Inn keeping isn’t easy, says Russ, who does much of the cooking and handles repairs, “but Kelly and I knew how to cook and clean; we could learn how to host; and I consider myself to be a fairly handy guy.”

These days, when she isn’t hosting, cleaning, cooking, buying supplies, or letting phone calls at 2 a.m. go to voicemail, Kelly meets with local groups, hoping to boost Sugar Tree’s involvement with the community. “We hope to get it right for our family,” she says. “We want to be able to raise our kids here and see them go off to college. We want to be here for a long time.”

Two More Inns

Liberty Rose Bed and Breakfast

Vintage botanical wallpaper, poster beds, velvet chairs, and hand-tufted rugs comprise the decor at this four-room inn helmed by proprietor Sandi Thompson since 1986. “This is no job for the faint of heart,” the recently wed 73-year-old says with a laugh. “Running a B&B is a way of life; you have to love it.” Rates start at $175. 1022/1025 Jamestown Road, Williamsburg. 757-871-3594; libertyrose.com.

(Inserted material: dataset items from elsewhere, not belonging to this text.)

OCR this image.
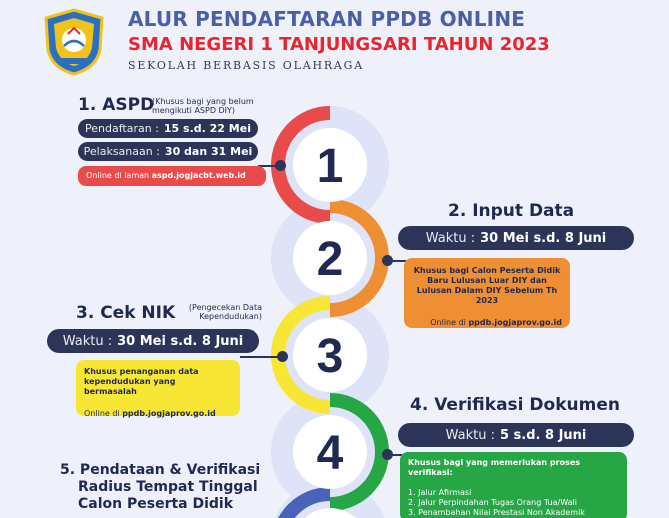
ALUR PENDAFTARAN PPDB ONLINE
SMA NEGERI 1 TANJUNGSARI TAHUN 2023
SEKOLAH BERBASIS OLAHRAGA
1
2
3
4
1. ASPD
(Khusus bagi yang belum mengikuti ASPD DIY)
Pendaftaran : 15 s.d. 22 Mei
Pelaksanaan : 30 dan 31 Mei
Online di laman aspd.jogjacbt.web.id
2. Input Data
Waktu : 30 Mei s.d. 8 Juni
Khusus bagi Calon Peserta Didik Baru Lulusan Luar DIY dan Lulusan Dalam DIY Sebelum Th 2023
Online di ppdb.jogjaprov.go.id
3. Cek NIK	(Pengecekan Data Kependudukan)
Waktu : 30 Mei s.d. 8 Juni
Khusus penanganan data kependudukan yang bermasalah
Online di ppdb.jogjaprov.go.id	4. Verifikasi Dokumen
Waktu : 5 s.d. 8 Juni
Khusus bagi yang memerlukan proses verifikasi:
1. Jalur Afirmasi
2. Jalur Perpindahan Tugas Orang Tua/Wali
3. Penambahan Nilai Prestasi Non Akademik
5. Pendataan & Verifikasi
Radius Tempat Tinggal
Calon Peserta Didik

Page House Inn Bed and Breakfast 

Since 2009, Debra Wilborn has hosted visiting college hopefuls, business professionals, and tourists at this seven-room, 119-year-old, AAA Four Diamond B&B in Norfolk’s Ghent Historic District. Guest rooms include the spacious, blue-and-white Miss Diane’s Suite with a king brass bed and two log fireplaces. “I practically begged the previous owners to let me buy this place,” she says. “The people you meet, the friendships you make—there’s nothing more satisfying.” Rates start at $160. 323 Fairfax Avenue, Norfolk. 757-625-5033; pagehouseinn.wixsite.com/newsite.

Lorna Corpus Sullivan is the managing editor of Tidewater Traveler.